If there are going to be all these devices then I perceive XML as the only way to go because you can have diversity within the standard of XML. A very Rich protocol indeed! So by the time p2p goes mainstream within gadgets and processing is up to par, jXTA should be there to take control. ;-)"


with all due respect, xml being many standards has nothing to do with anything. xml is like agreeing on an alphabet. you can form diverse (or even nonsense) words from the same alphabet, but that does not guarantee that those who agreed to the alphabet will understand the meanings of the words. understanding the meaning of these words is analagous to, as i said earlier, making protocols actionable.


again, xml is not a standard, nor a protocol. it is merely a standard way of specifying standards. since apps built on top of jxta will not have to deal with xml directly and will be leveraging the jxta api, the choice of xml is merely convenience for the jxta development team allowing them to take an off the shelf parser and use that to process messages.


sun is wrong. you don't make a protocol succesful by pushing it forward as a protocol. who cares about a protocol? not even the academics, beyond a certain point. what people care about is an application of the protocol (or any core technology for that matter) that can ONLY be accomplished reasonably well with this new protocol. i.e. a killer application. there is no killer app for jxta such that one couldn't do the exact same thing with a home-brew p2p protocol.

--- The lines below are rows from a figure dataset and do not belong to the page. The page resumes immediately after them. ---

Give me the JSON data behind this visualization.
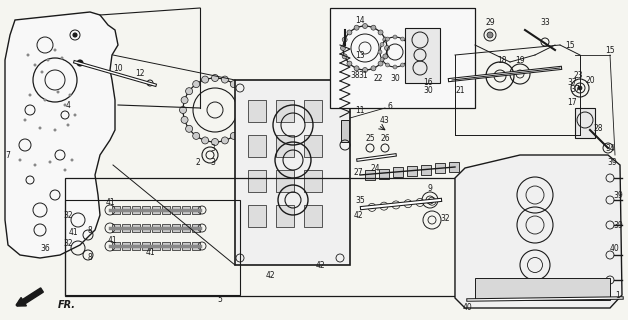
{
  "bg_color": "#f5f5f0",
  "line_color": "#1a1a1a",
  "fig_width": 6.28,
  "fig_height": 3.2,
  "dpi": 100
}
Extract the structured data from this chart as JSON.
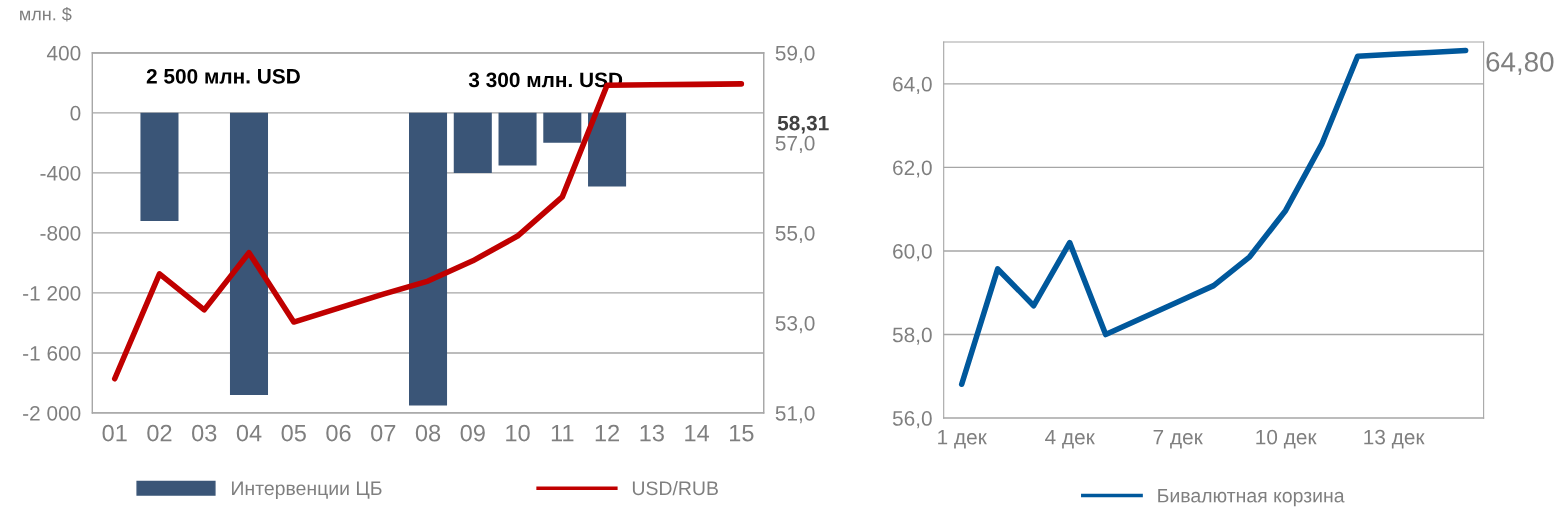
{
  "chart_data": [
    {
      "type": "bar",
      "ylabel": "млн. $",
      "categories": [
        "01",
        "02",
        "03",
        "04",
        "05",
        "06",
        "07",
        "08",
        "09",
        "10",
        "11",
        "12",
        "13",
        "14",
        "15"
      ],
      "series": [
        {
          "name": "Интервенции ЦБ",
          "type": "bar",
          "color": "#3a5577",
          "values": [
            null,
            -720,
            null,
            -1880,
            null,
            null,
            null,
            -1950,
            -400,
            -350,
            -200,
            -490,
            null,
            null,
            null
          ]
        },
        {
          "name": "USD/RUB",
          "type": "line",
          "axis": "y2",
          "color": "#c00000",
          "values": [
            51.76,
            54.09,
            53.29,
            54.56,
            53.02,
            53.33,
            53.64,
            53.93,
            54.38,
            54.93,
            55.8,
            58.28,
            58.29,
            58.3,
            58.31
          ]
        }
      ],
      "ylim": [
        -2000,
        400
      ],
      "yticks": [
        {
          "value": -2000,
          "label": "-2 000"
        },
        {
          "value": -1600,
          "label": "-1 600"
        },
        {
          "value": -1200,
          "label": "-1 200"
        },
        -800,
        -400,
        0,
        400
      ],
      "y2lim": [
        51,
        59
      ],
      "y2ticks": [
        {
          "value": 51,
          "label": "51,0"
        },
        {
          "value": 53,
          "label": "53,0"
        },
        {
          "value": 55,
          "label": "55,0"
        },
        {
          "value": 57,
          "label": "57,0"
        },
        {
          "value": 59,
          "label": "59,0"
        }
      ],
      "annotations": [
        "2 500 млн. USD",
        "3 300 млн. USD",
        "58,31"
      ],
      "grid": "y",
      "legend": "bottom"
    },
    {
      "type": "line",
      "x": [
        1,
        2,
        3,
        4,
        5,
        6,
        7,
        8,
        9,
        10,
        11,
        12,
        13,
        14,
        15
      ],
      "series": [
        {
          "name": "Бивалютная корзина",
          "color": "#00589c",
          "values": [
            56.81,
            59.57,
            58.69,
            60.2,
            58.0,
            58.39,
            58.78,
            59.17,
            59.86,
            60.97,
            62.55,
            64.66,
            64.71,
            64.75,
            64.8
          ]
        }
      ],
      "xlim": [
        0.5,
        15.5
      ],
      "xticks": [
        {
          "value": 1,
          "label": "1 дек"
        },
        {
          "value": 4,
          "label": "4 дек"
        },
        {
          "value": 7,
          "label": "7 дек"
        },
        {
          "value": 10,
          "label": "10 дек"
        },
        {
          "value": 13,
          "label": "13 дек"
        }
      ],
      "ylim": [
        56,
        65
      ],
      "yticks": [
        {
          "value": 56,
          "label": "56,0"
        },
        {
          "value": 58,
          "label": "58,0"
        },
        {
          "value": 60,
          "label": "60,0"
        },
        {
          "value": 62,
          "label": "62,0"
        },
        {
          "value": 64,
          "label": "64,0"
        }
      ],
      "annotations": [
        {
          "text": "64,80",
          "x": 15,
          "y": 64.8
        }
      ],
      "grid": "y",
      "legend": "bottom"
    }
  ]
}
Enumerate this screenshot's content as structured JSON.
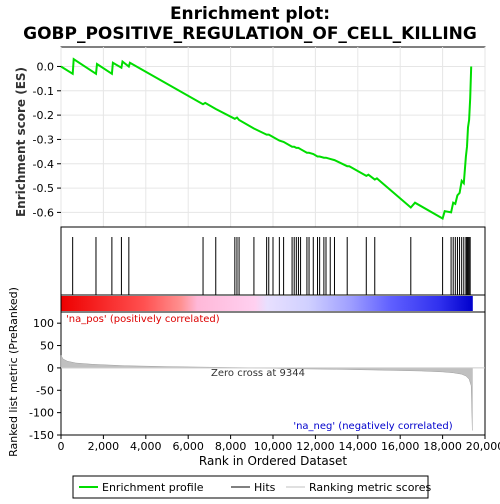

let's not fool ourselves. this is no great technological revolution, and it is not even a very interesting evolution. i am not microsoft lover, but the way they are approaching their messaging platform is much more mature. they want it to be adopted first, through massive dissemination of msn messenger and then hailstorm, finally tying all these "killer" apps which are widely adopted with a unified, underlying messaging platform. first come out with a cool application, then talk about the platform. this is not networks 301. this is th real world.